14 System Reliability in Python
In this tutorial, we learn core Reliability/Survival Analysis concepts in Python by mirroring the R workflow.
Getting Started
Packages
Custom Functions
This workshop uses custom reliability functions from the functions_distributions.py
module. To use these functions, you need to download them from the repository:
Option 1: Clone the entire repository
Option 2: Download just the functions file
# Download the functions file directly
curl -O https://raw.githubusercontent.com/timothyfraser/sigma/main/functions/functions_distributions.py
Option 3: Add the functions directory to your Python path
import sys
import os
# Add the functions directory to Python path
sys.path.append('functions') # or path to wherever you placed the functions folder
Once you have the functions available, you can import them:
14.1 Concepts
In Reliability/Survival Analysis, our quantity of interest is the amount of time it takes to reach a particular outcome (eg. time to failure, time to death, time to market saturation, etc.) Let’s learn how to approximate them in Python!
14.1.1 Life Distributions
All technologies, operations, etc. have a ‘lifetime distribution’. If you took a sample of, say, cars in New York, you could measure how long each car functioned properly (its life-span), and build a Lifetime Distribution from that vector.
# Add functions directory to path if not already there
import sys
if 'functions' not in sys.path:
sys.path.append('functions')
from functions_distributions import rnorm, density, tidy_density, approxfun
# Let's imagine a normally distributed lifespan for these cars...

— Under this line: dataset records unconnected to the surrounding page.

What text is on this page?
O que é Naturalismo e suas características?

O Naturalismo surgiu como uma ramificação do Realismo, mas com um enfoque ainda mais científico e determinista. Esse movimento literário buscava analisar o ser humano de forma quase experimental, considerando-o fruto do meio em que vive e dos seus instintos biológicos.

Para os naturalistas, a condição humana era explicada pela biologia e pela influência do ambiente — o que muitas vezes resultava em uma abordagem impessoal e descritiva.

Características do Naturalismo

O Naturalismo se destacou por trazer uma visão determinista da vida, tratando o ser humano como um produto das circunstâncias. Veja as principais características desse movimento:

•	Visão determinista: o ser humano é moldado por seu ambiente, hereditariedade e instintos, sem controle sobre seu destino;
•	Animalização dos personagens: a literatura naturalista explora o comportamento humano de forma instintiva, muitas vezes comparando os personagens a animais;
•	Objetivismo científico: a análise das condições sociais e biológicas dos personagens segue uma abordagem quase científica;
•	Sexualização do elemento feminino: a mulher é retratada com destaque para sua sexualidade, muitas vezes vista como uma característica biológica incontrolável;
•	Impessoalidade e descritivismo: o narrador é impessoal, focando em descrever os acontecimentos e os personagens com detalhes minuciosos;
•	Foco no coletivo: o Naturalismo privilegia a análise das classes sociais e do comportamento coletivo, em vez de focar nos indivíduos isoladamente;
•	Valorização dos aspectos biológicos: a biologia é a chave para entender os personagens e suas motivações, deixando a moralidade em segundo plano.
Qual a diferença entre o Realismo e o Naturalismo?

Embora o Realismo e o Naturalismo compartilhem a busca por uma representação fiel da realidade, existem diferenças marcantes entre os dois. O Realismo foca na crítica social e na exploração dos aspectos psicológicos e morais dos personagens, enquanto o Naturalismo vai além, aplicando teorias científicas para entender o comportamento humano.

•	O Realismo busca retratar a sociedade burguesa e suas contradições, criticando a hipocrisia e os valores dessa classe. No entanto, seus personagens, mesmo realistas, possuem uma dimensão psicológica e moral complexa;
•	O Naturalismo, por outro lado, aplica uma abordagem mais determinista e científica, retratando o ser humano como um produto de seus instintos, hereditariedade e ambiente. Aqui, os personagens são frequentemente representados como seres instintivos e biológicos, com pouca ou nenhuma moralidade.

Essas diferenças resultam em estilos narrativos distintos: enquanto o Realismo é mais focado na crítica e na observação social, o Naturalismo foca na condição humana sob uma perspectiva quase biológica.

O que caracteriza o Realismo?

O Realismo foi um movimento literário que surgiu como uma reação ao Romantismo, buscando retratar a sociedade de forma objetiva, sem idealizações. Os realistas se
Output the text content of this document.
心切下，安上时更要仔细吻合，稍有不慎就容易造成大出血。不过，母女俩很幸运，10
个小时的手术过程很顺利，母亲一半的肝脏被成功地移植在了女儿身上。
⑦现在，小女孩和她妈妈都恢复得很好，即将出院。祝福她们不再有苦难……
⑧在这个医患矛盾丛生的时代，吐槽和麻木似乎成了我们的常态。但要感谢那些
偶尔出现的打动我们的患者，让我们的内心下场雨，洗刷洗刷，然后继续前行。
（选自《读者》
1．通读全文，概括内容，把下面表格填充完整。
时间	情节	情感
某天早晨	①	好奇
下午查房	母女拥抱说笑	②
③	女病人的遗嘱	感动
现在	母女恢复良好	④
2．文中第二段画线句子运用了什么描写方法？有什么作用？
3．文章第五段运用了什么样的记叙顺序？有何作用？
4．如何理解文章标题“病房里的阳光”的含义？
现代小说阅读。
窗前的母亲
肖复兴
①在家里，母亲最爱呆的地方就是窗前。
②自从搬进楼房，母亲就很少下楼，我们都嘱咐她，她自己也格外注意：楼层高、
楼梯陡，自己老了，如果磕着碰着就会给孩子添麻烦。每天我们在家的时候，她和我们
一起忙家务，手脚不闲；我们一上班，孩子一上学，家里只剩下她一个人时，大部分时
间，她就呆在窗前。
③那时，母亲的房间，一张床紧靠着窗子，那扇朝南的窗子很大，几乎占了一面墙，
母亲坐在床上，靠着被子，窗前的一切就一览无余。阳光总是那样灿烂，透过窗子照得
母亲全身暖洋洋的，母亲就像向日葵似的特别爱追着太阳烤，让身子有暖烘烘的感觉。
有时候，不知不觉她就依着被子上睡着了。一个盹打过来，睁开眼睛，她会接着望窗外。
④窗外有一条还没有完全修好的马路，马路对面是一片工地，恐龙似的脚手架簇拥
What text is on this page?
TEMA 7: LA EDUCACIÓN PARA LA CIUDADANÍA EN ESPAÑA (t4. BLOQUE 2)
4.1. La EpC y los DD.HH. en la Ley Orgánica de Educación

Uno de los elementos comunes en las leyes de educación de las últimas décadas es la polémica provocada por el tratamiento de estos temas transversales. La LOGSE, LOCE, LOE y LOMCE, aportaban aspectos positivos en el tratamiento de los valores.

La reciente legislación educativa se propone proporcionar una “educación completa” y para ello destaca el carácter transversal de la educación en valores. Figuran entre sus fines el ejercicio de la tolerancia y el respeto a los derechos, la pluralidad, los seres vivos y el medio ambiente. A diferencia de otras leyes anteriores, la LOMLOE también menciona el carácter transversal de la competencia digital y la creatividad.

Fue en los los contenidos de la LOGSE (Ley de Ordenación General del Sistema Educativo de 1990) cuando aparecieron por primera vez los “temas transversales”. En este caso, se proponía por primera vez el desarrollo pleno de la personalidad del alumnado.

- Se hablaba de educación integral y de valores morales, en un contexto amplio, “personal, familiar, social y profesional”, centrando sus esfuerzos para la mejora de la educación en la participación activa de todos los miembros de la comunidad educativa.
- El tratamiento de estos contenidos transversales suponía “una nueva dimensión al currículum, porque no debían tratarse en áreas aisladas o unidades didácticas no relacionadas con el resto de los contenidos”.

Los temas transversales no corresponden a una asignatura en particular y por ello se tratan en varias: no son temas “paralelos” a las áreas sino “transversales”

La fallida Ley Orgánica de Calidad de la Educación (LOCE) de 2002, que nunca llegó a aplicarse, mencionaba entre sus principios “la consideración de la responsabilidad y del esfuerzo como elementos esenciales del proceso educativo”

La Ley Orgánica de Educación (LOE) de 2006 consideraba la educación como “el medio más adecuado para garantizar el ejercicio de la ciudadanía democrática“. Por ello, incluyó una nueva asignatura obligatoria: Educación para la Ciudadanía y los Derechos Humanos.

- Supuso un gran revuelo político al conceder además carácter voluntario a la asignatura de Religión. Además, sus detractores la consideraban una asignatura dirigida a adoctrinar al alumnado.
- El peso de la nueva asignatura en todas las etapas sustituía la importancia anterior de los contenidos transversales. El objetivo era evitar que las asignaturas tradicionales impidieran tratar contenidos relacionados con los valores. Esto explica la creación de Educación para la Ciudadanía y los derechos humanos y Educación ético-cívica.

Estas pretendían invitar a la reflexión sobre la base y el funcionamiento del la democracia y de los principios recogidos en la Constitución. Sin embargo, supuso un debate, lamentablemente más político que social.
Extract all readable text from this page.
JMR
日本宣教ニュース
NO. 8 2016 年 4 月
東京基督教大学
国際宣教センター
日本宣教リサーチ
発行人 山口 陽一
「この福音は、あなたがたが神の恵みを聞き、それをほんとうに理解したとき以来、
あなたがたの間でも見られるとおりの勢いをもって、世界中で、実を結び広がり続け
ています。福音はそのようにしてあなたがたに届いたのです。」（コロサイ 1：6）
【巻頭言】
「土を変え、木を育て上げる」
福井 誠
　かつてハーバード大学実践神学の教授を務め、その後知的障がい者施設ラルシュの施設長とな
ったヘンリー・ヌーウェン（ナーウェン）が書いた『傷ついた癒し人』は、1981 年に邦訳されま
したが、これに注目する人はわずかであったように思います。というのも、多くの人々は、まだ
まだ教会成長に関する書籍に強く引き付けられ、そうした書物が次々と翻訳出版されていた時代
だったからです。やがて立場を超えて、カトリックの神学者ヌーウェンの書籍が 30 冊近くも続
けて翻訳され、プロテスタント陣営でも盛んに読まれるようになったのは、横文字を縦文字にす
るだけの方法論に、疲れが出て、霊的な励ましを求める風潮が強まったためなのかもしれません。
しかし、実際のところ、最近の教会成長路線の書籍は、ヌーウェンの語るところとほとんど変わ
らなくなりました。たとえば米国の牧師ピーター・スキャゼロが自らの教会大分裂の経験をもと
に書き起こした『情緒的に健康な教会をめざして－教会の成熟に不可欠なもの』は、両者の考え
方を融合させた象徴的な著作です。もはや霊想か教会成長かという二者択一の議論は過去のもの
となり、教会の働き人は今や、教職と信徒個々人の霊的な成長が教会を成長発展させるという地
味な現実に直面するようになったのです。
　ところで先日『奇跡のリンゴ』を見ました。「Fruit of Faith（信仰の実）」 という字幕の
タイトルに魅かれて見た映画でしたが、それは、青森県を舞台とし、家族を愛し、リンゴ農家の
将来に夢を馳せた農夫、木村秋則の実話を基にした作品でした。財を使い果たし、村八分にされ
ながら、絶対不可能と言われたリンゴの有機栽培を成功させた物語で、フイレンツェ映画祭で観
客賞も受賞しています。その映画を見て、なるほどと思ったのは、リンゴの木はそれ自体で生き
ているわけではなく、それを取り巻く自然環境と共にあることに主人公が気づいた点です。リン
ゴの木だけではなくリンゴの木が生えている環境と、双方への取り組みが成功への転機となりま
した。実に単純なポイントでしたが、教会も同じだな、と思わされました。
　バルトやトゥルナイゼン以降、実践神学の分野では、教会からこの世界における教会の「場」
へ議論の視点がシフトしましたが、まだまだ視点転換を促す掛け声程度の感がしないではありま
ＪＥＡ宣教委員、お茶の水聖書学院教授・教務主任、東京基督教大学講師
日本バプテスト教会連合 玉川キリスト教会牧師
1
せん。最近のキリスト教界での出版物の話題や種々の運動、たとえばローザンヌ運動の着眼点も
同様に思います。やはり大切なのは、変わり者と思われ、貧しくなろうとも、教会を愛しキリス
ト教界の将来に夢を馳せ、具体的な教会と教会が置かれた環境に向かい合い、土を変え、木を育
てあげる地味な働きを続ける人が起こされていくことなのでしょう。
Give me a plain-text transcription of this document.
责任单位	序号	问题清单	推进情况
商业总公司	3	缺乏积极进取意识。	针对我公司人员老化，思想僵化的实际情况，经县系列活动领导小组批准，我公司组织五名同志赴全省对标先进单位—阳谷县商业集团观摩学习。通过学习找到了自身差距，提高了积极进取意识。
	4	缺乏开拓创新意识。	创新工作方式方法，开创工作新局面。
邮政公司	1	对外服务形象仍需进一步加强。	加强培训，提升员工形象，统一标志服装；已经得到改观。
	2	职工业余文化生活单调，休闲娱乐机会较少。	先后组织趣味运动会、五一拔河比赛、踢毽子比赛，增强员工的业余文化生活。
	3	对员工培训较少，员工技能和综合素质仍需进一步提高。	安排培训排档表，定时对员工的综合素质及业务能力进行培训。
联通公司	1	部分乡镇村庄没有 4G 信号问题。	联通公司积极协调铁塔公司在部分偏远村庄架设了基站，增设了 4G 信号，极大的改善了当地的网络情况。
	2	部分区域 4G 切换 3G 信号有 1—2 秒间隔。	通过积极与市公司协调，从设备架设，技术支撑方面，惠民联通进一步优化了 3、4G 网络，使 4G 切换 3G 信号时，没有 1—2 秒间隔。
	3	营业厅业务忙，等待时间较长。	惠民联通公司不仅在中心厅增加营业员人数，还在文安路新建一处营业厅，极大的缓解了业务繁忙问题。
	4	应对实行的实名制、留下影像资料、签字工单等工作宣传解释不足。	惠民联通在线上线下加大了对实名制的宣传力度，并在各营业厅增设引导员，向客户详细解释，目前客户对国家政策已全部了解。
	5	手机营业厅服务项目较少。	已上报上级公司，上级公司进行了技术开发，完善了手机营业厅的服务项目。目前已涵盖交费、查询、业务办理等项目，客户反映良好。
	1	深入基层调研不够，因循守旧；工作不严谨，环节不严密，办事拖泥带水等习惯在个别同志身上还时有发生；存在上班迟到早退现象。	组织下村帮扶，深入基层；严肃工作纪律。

lifespan = rnorm(100, mean=5, sd=1)
The lifetime distribution is the probability density function telling us how frequently each potential lifespan is expected to occur.
# We can build ourself the PDF of our lifetime distribution here
dlife = density(lifespan)
dlife = tidy_density(dlife)
dlife_fn = approxfun(dlife)
In contrast, the Cumulative Distribution Function (CDF) for a lifetime distribution tells us, for any time \(t\), the probability that a car will fail by time \(t\).
# And we can build the CDF here
plife_df = tidy_density(density(lifespan))
plife_df = plife_df.sort_values('x')
plife_df['y'] = plife_df.y.cumsum() / plife_df.y.sum()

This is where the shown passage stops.